Is there a way to filter a polars df given an external variable? I currently do it this way:
_df = (_df.with_columns(...)...)
_variable = 1
if _variable==1:
_df = _df.filter(pl.col("date")=="2020-02-01")
else:
_df = _df.filter(pl.col("seller")="Markets")
Is there a way to filter this way inside the first piece of code? like:
_variable = 1
_df = (_df
.with_columns(...)
.filter(pl.col("date")=="2020-02-01") if _variable==1 else
.filter(pl.col("seller")="Markets")
.sort(...)
...)
I ask this because I read that polars works better if you do everything at once instead of working as if it was a pandas dataframe
There's an implicit question here which is, is it better to chain afilter operation rather than set a df after a with_columns? Not really.
I read that polars works better if you do everything at once instead of working as if it was a pandas dataframe
It's true that in polars we don't want to do something like this
df = df.with_columns(c=pl.col('a') + pl.col('b'))
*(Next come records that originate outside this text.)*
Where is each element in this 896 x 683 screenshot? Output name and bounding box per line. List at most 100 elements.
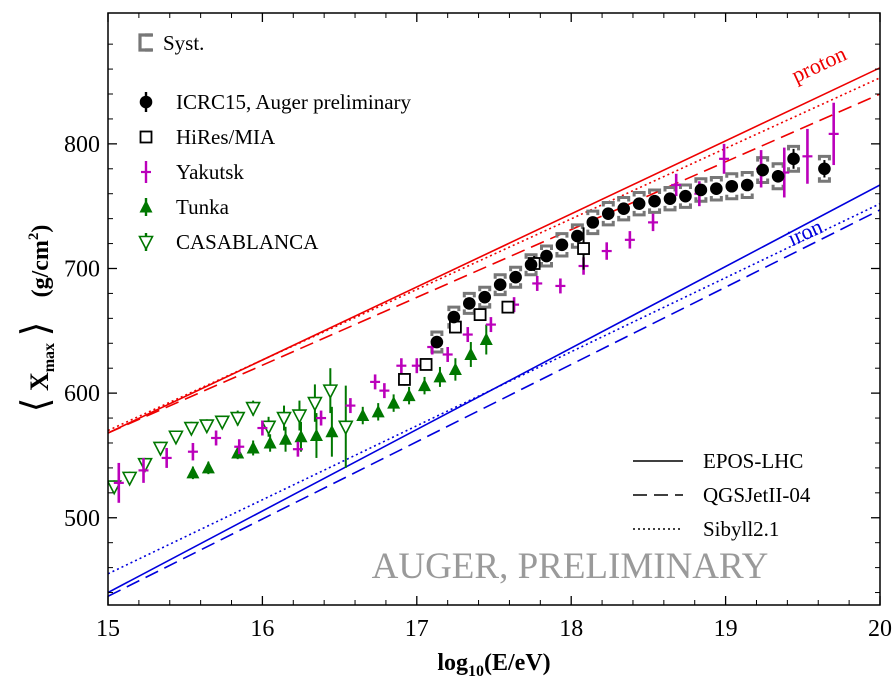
data-point	[186, 465, 200, 479]
legend-label-0: ICRC15, Auger preliminary	[176, 90, 412, 114]
data-point	[325, 424, 339, 438]
syst-bracket-bottom	[694, 197, 708, 203]
data-point	[462, 297, 476, 310]
data-point	[231, 445, 245, 459]
data-point	[524, 258, 538, 272]
series-tunka	[186, 324, 493, 480]
model-line-3	[108, 184, 880, 594]
syst-bracket-top	[756, 156, 770, 162]
y-tick-label-1: 600	[64, 381, 100, 407]
data-point	[356, 408, 370, 422]
data-point	[430, 335, 444, 349]
data-point	[540, 249, 553, 263]
x-axis-label-suffix: (E/eV)	[484, 650, 551, 676]
syst-bracket-top	[709, 176, 723, 182]
series-hires-mia	[398, 227, 590, 386]
syst-bracket-top	[493, 273, 507, 279]
syst-bracket-top	[509, 265, 523, 272]
syst-bracket-top	[462, 291, 476, 298]
legend-syst-swatch	[138, 33, 152, 52]
data-point	[419, 358, 433, 371]
data-point	[294, 429, 308, 443]
data-point	[818, 162, 831, 176]
data-point	[617, 202, 630, 215]
y-axis-unit-sup: 2	[26, 233, 42, 241]
data-point	[771, 169, 785, 183]
data-point	[493, 278, 507, 291]
syst-bracket-top	[430, 330, 444, 337]
syst-bracket-bottom	[787, 167, 801, 173]
y-axis-label-close-bracket: ⟩	[15, 322, 57, 337]
syst-bracket-bottom	[478, 303, 492, 309]
syst-bracket-bottom	[586, 229, 600, 236]
syst-bracket-top	[663, 185, 677, 192]
legend-label-4: CASABLANCA	[176, 230, 319, 254]
model-legend-label-2: Sibyll2.1	[703, 517, 779, 541]
legend-swatch-3	[139, 200, 153, 213]
syst-bracket-top	[617, 195, 631, 202]
syst-bracket-bottom	[509, 283, 523, 289]
data-point	[121, 471, 138, 487]
data-point	[229, 411, 246, 427]
x-tick-label-4: 19	[714, 616, 738, 642]
data-point	[663, 192, 677, 206]
legend-swatch-1	[139, 130, 153, 144]
y-tick-label-0: 500	[64, 506, 100, 532]
syst-bracket-bottom	[632, 210, 646, 217]
x-tick-label-5: 20	[868, 616, 892, 642]
syst-bracket-top	[694, 177, 708, 183]
legend-swatch-4	[138, 235, 154, 251]
legend-label-2: Yakutsk	[176, 160, 244, 184]
data-point	[263, 435, 277, 449]
data-point	[756, 163, 769, 177]
data-point	[168, 430, 184, 446]
syst-bracket-top	[539, 244, 553, 251]
syst-bracket-top	[586, 209, 600, 216]
iron-label: iron	[784, 214, 827, 251]
plot-frame	[107, 12, 881, 606]
data-point	[246, 440, 260, 454]
model-legend-label-0: EPOS-LHC	[703, 449, 803, 473]
y-axis-label-text: Xmax	[25, 343, 58, 391]
data-point	[309, 428, 323, 442]
legend-syst-label: Syst.	[163, 31, 204, 55]
syst-bracket-top	[817, 154, 831, 161]
data-point	[648, 194, 661, 208]
data-point	[245, 401, 261, 417]
data-point	[322, 384, 339, 400]
data-point	[464, 347, 478, 360]
series-yakutsk	[113, 102, 839, 503]
data-point	[214, 415, 231, 431]
data-point	[387, 396, 401, 409]
syst-bracket-bottom	[601, 220, 615, 227]
data-point	[418, 378, 432, 392]
y-axis-label-unit: (g/cm2)	[26, 225, 54, 298]
data-point	[501, 300, 515, 314]
syst-bracket-bottom	[817, 177, 831, 183]
syst-bracket-bottom	[617, 215, 631, 222]
y-axis-label: ⟨ Xmax ⟩ (g/cm2)	[15, 225, 58, 413]
syst-bracket-top	[524, 253, 538, 259]
watermark: AUGER, PRELIMINARY	[372, 546, 769, 587]
data-point	[725, 179, 739, 193]
syst-bracket-top	[740, 171, 754, 177]
syst-bracket-top	[632, 190, 646, 197]
y-axis-label-sub: max	[41, 343, 58, 372]
syst-bracket-bottom	[648, 208, 662, 214]
syst-bracket-top	[678, 183, 692, 189]
series-casablanca	[108, 368, 354, 496]
data-points	[108, 102, 839, 503]
data-point	[402, 388, 416, 402]
data-point	[710, 182, 723, 196]
syst-bracket-top	[725, 172, 739, 178]
series-icrc15-auger-preliminary	[430, 148, 831, 349]
ticks: 15 16 17 18 19 20 500 600 700 800	[64, 13, 892, 642]
y-axis-label-main: X	[25, 372, 54, 391]
data-point	[571, 229, 584, 243]
proton-label: proton	[788, 41, 851, 88]
syst-bracket-bottom	[771, 184, 785, 191]
data-point	[448, 320, 462, 334]
data-point	[447, 310, 461, 324]
legend-label-3: Tunka	[176, 195, 230, 219]
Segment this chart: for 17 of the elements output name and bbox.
df = df.with_columns(d=pl.col('a') * pl.col('b'))
We just want to do
df = df.with_columns(
c=pl.col('a') + pl.col('b'),
d=pl.col('a') * pl.col('b')
)
The reason is that every expression that you give it at once, it'll run in parallel. If you chain multiple select or with_columns you're making it do each of those one after another rather than in parallel.
Bringing this back to the filter question, there's not a penalty for doing things like
_df = (_df.with_columns(...)...)
_variable = 1
if _variable==1:
_df = _df.filter(pl.col("date")=="2020-02-01")
else:
_df = _df.filter(pl.col("seller")="Markets")
instead of doing all the operations in a single chain which would look like this if you wanted to do it this way anyway
_variable = 1
_df = (_df
.with_columns(...)
.filter((pl.col("date")=="2020-02-01") if _variable==1 else
(pl.col("seller")=="Markets"))
.sort(...)
...)
The trick is that you do it inside the filter, just make sure to put your filter expressions in parenthesis.